3 - Je suis sûre que la baisse des ventes n'a rien à voir avec la 
      crise économique, ni une spirale infernale dans laquelle serait enfermée 
      l'industrie musicale, ou la daube que nous servent les maisons de disques. 
      Pas vous ? Il y a eu 32 000 nouveaux morceaux 
      publiés aux USA en 2001, et je ne compte pas les rééditions, les disques 
      vendus à compte d'auteur, ou les petits labels qui ne sont pas inclus dans 
      les statistiques de SoundScan. Une estimation prudente des CDs 
      "nouveautés" serait de 100 000 par an. Ca fait un sacré nombre de sorties 
      pour une industrie qui a été détruite. Pour compliquer les choses, on 
      entend de la musique partout, qu'on le veuille ou non : magasins, 
      parcs d'attractions, arrêts d'autoroutes. Le concept original de Muzak 
      (jouée dans les ascenceurs de façon si douce que son effet apaisant serait 
      subliminal) est totalement incontrôlé. Pourquoi acheter des disques quand 
      on peut entendre l'intégralité du Top 50 en allant faire ses courses au 
      supermarché ? 
4 - Quels consommateurs de musique ? Des 
      étudiants qui ne peuvent pas se permettre d'acheter 10 CDs par mois, mais 
      veulent entendre leurs groupes favoris ? Quand j'ai acheté à mes 
      neveux le dernier CD des Backstreet Boys, je leur ai demandé pourquoi ils 
      ne l'avaient pas plutôt téléchargé. Ils ont patiemment expliqué à leur 
      tante sénile que le téléchargement ne leur donnait pas la super pochette, 
      et mieux, la vidéo qu'ils ne pouvaient voir que sur le CD. 
Soyons 
      réalistes, pourquoi la plupart des gens téléchargent-ils de la 
      musique ? Pour entendre une nouvelle musique. Pas 
      pour éviter de payer 5 dollars (5euros) au magasin de CDs d'occasion du 
      coin, ou de l'enregistrer à la radio, mais pour entendre de la musique 
      qu'ils ne peuvent pas trouver ailleurs. Regardez les choses en face – la 
      plupart des gens ne peuvent pas se permettre de dépenser 15,99 dollars 
      pour expérimenter. C'est pour ça que les cabines d'écoute (contre 
      lesquelles les labels ont aussi lutté) ont tant de succès.
On ne 
      peut pas entendre de nouvelle musique à la radio de nos jours ; je 
      vis à Nashville, "Music City USA" et on a une seule station qui veut bien 
      passer autre chose que du Top 50. Par beau temps, je peux même l'écouter. 

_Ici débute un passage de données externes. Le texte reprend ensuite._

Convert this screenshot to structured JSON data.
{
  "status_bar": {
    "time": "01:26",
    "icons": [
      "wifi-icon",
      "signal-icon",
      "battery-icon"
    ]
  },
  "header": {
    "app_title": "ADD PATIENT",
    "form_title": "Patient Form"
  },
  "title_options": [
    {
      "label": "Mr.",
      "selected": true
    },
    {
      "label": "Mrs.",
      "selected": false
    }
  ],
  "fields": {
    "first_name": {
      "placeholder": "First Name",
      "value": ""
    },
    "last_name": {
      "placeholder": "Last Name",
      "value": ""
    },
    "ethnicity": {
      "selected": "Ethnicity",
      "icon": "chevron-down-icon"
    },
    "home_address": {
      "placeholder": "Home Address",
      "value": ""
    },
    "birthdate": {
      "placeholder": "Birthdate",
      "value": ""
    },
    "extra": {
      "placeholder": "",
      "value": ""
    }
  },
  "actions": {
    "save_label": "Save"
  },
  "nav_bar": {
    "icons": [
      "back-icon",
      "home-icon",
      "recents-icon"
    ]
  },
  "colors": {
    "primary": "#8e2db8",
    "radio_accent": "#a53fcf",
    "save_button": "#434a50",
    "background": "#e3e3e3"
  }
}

      La situation n'est guère meilleure à Los Angeles ou à New York. Les radios 
      d'universités prennent parfois plus de risques, mais leur puissance est si 
      faible qu'on a souvent beaucoup de mal à les capter.
Autre chose 
      d'importance : dans l'hystérie du moment, tout le monde oublie la 
      façon principale par laquelle un artiste a du succès – sa 
      mise en évidence. Sans cela, personne ne vient aux concerts, personne 
      n'achète les CDs, personne ne vous permet de gagner votre vie en faisant 
      ce que vous aimez. A nouveau, mon expérience : durant mes 37 années 
      en tant qu'artiste, j'ai créé plus de 25 albums pour des majors et je n'ai 
      jamais reçu une seule fois un chèque 
      de royalties qui ne montrait pas que je leur devais de 
      l'argent. Ainsi, la majorité de mes gains provient de mes tournées de 
      concerts, où je joue pour 80 à 1500 personnes par soir, en faisant mon 
      spectacle. Je passe des heures chaque semaine avec la presse, j'écris des 
      articles, je vérifie que l'information sur mes tournées est à jour sur mon 
      site web. Pourquoi ? Parce que tout cela me met en évidence, me fait 
      connaître auprès d'un public qui ne serait peut-être pas venu autrement. 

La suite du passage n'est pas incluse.